Portret z wilkołakiem
I znów, zanim coś powiem... „Nasypała do kubka kawy i zalała wrzącą wodą. [...] To był jej napój życia, tylko to mogło ją teraz uratować.” - znam ten ból!

I znam takie wilkołaki. U mnie też mieszka parę takich i wyłaniają się nocną porą.

Bardzo przyjemny tekścik, wydaje mi się trochę inny od pozostałych. Niemniej, jest świetny. Irytujące jest to, że kobieta, która nie ma idealnie ułożonych włosów, perfekcyjnego makijażu czy bardzo dobrze dobranego stroju, nie ocieka seksem na każdym kroku, nie zawsze jest w świetnym humorze, wyspana i rześka, uważana jest często za, nie wiem, jakąś gorszą, mniej kobiecą. I zgadzam się z tymi słowami: „Ale w takim razie niech ją zobaczy taką, jaką jest naprawdę. Jeśli mu zależy nie tylko penisem, ale też którąkolwiek inną częścią ciała, to wcale nie trzeba go okłamywać, zamalowywać swojej twarzy kolorowymi farbkami i zakładać dopasowanych bluzek z głębokim dekoltem.” O, tak. Chwała Ci za to!

1) Fabuła/Wątki 10/10 pkt
Każda notka przedstawia inną kobietą, także o fabule jako takiej nie można mówić. Jednak każdy z napisanych przez Ciebie portretów to inny wątek, inna opowieść. Wszystkie się od siebie różnią, dlatego bez zawahania dałam Ci dziesięć punktów.

2) Rozwinięcie akcji 6/6 pkt
Tak, jak wyżej wspomniałam – ciężko w tym kryterium ocenić Twoje opowiadania. Nie nudzisz w żadnym z nich, piszesz do rzeczy i cały czas na temat. Dzieje się dużo. Zwłaszcza w tych bardziej dynamicznych portretach, jak na przykład w portrecie niespokojnym czy antagonistycznym.

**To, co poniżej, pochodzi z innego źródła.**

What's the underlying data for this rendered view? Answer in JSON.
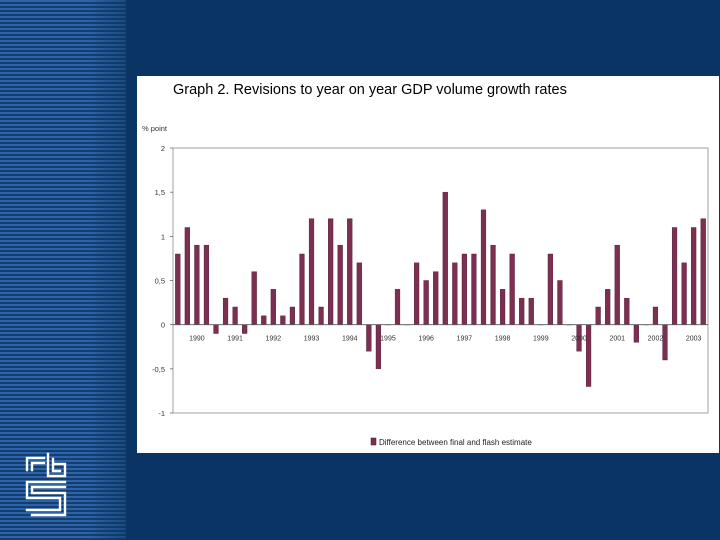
{
  "colors": {
    "background": "#0a3463",
    "bar": "#7d2f52",
    "bar_stroke": "#4a1630",
    "plot_frame": "#8a8a8a",
    "logo": "#ffffff"
  },
  "logo": {
    "icon": "cbs-logo-icon"
  },
  "chart_data": {
    "type": "bar",
    "title": "Graph 2. Revisions to year on year GDP volume growth rates",
    "ylabel": "% point",
    "xlabel": "",
    "ylim": [
      -1,
      2
    ],
    "yticks": [
      2,
      1.5,
      1,
      0.5,
      0,
      -0.5,
      -1
    ],
    "ytick_labels": [
      "2",
      "1,5",
      "1",
      "0,5",
      "0",
      "-0,5",
      "-1"
    ],
    "gridlines": false,
    "legend": {
      "position": "bottom-right",
      "label": "Difference between final and flash estimate"
    },
    "year_labels": [
      {
        "label": "1990",
        "index": 2
      },
      {
        "label": "1991",
        "index": 6
      },
      {
        "label": "1992",
        "index": 10
      },
      {
        "label": "1993",
        "index": 14
      },
      {
        "label": "1994",
        "index": 18
      },
      {
        "label": "1995",
        "index": 22
      },
      {
        "label": "1996",
        "index": 26
      },
      {
        "label": "1997",
        "index": 30
      },
      {
        "label": "1998",
        "index": 34
      },
      {
        "label": "1999",
        "index": 38
      },
      {
        "label": "2000",
        "index": 42
      },
      {
        "label": "2001",
        "index": 46
      },
      {
        "label": "2002",
        "index": 50
      },
      {
        "label": "2003",
        "index": 54
      }
    ],
    "series": [
      {
        "name": "Difference between final and flash estimate",
        "values": [
          0.8,
          1.1,
          0.9,
          0.9,
          -0.1,
          0.3,
          0.2,
          -0.1,
          0.6,
          0.1,
          0.4,
          0.1,
          0.2,
          0.8,
          1.2,
          0.2,
          1.2,
          0.9,
          1.2,
          0.7,
          -0.3,
          -0.5,
          0.0,
          0.4,
          0.0,
          0.7,
          0.5,
          0.6,
          1.5,
          0.7,
          0.8,
          0.8,
          1.3,
          0.9,
          0.4,
          0.8,
          0.3,
          0.3,
          0.0,
          0.8,
          0.5,
          0.0,
          -0.3,
          -0.7,
          0.2,
          0.4,
          0.9,
          0.3,
          -0.2,
          0.0,
          0.2,
          -0.4,
          1.1,
          0.7,
          1.1,
          1.2
        ]
      }
    ]
  }
}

Myślę więc, a nawet jestem o tym święcie przekonana, że należy Ci się maksymalna ilość punktów.

3) Świat przedstawiony 10/10 pkt
Tutaj także nie mam nic do zarzucenia. Twoje teksty bogate są we wszelkie opisy – zwłaszcza przeżyć wewnętrznych, bo przecież głównie o to chodzi. Nie szczędzisz też opisów wyglądu oraz miejsc. Wszystkiego jest odpowiednia ilość, a całość wypada idealnie.

4) Bohaterowie 10/10 pkt
Co do tego nie mam żadnych wątpliwości. To bohaterowie są najważniejszą częścią Twoich opowiadań, tudzież portretów. Potrafisz wczuć się w nich i przekazać to, co najważniejsze. Każda przedstawiona kobieta różni się od drugiej. I choć nie znam imienia żadnej z nich – to nic, przecież nie o to chodzi. Liczy się charakter, zachowanie, osobowość, a Ty wszystko świetnie pokazałaś.

Wiem, że utarło się tutaj, iż opisujemy bohaterów. Ja jednak pozwolę sobie tego nie zrobić ze względu na ich ilość oraz na to, że opowiadania same w sobie są ich opisami.

5) Dialogi/Narracja 9/10 pkt
Dialogi są realne, co jest chyba najważniejsze. Nie brzmią sztucznie, a naturalnie.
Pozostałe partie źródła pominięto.